Conflicting Attitudes to the Indians | student work

There are two main conflicting  attitudes towards the Indians they are: the humanitarians and the exterminators.

The  exterminators think that to solve the Indian problem the best way is to kill  them and get rid of them completely. Many of the leading army officers believed  that the only way possible to solve this problem was extermination and that  nothing else would possibly work with the Indians. They thought this because the  white Americans saw them as savages and unhuman creatures. This feeling became  mutual with other white Americans after the massacre of Fetterman’s troop in  1866, this all happened when William J Fetterman and his troop of 80 men were  killed in a battle against the Indians. This made the feelings of the white  Americans stronger about how the Indians were becoming a big problem and how  they were seen as savages only looking out for themselves, this also showed them  that they aren’t afraid to use violence so therefore there too hostile to even  speak to rationally so the best way would just to be exterminate them  completely.

The  humanitarians think that it is best to teach the Indians the lifestyle of white  Americans, and ‘convert’ the Indians, rather than been aggressive and killing them. The main people who  thought this were the best idea lived in the west and away from the Indians.

The  humanitarians thought that if you were aggressive towards the Indians they would  just want to take revenge and no peace would be made, which would then cause a  lot more conflict, which would therefore achieve nothing. They also thought that  extermination was not Christian as one of the Ten Commandments is thy shall not  kill.
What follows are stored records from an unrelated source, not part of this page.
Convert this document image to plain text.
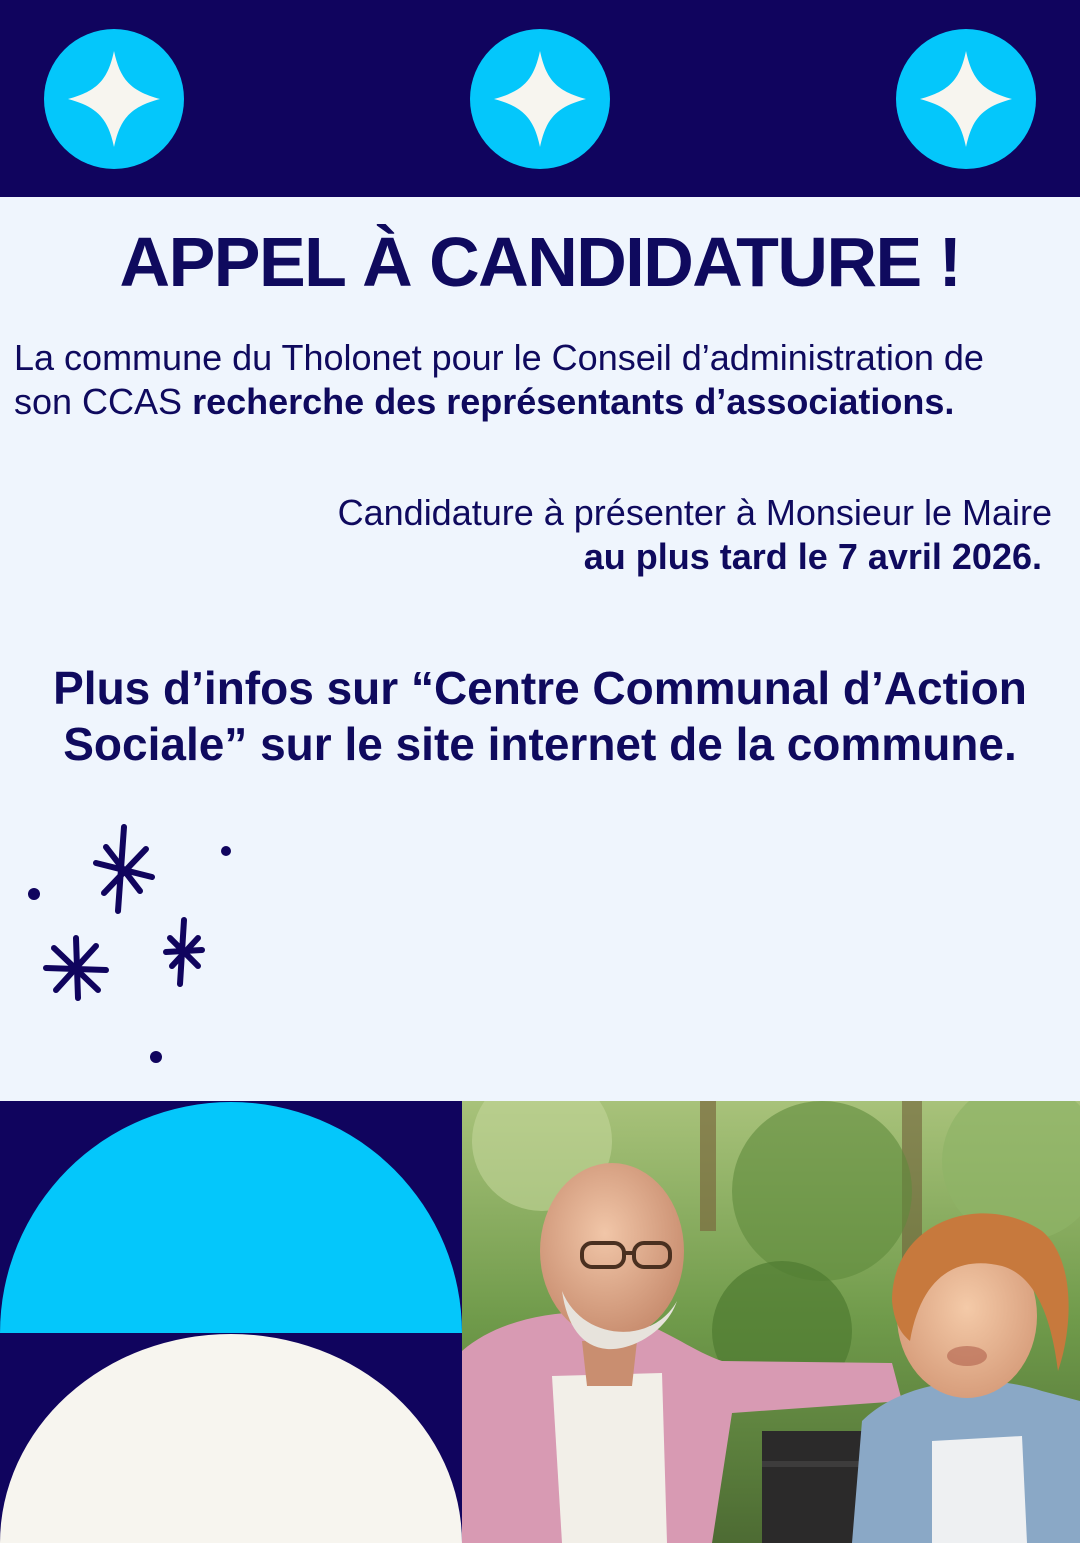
APPEL À CANDIDATURE !

La commune du Tholonet pour le Conseil d’administration de son CCAS recherche des représentants d’associations.

Candidature à présenter à Monsieur le Maire
au plus tard le 7 avril 2026.

Plus d’infos sur “Centre Communal d’Action Sociale” sur le site internet de la commune.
The  humanitarians were in agreement of putting the Indians onto the reservations and  for them to be taught how to be a good Christian farmer and for them to learn  and practice the white American culture. For the Indians to have no other way  out of this they thought that the buffalo should all be slaughtered this means  that the Indians’ God never go back to their hunting life style as their whole  live revolved around the buffalo.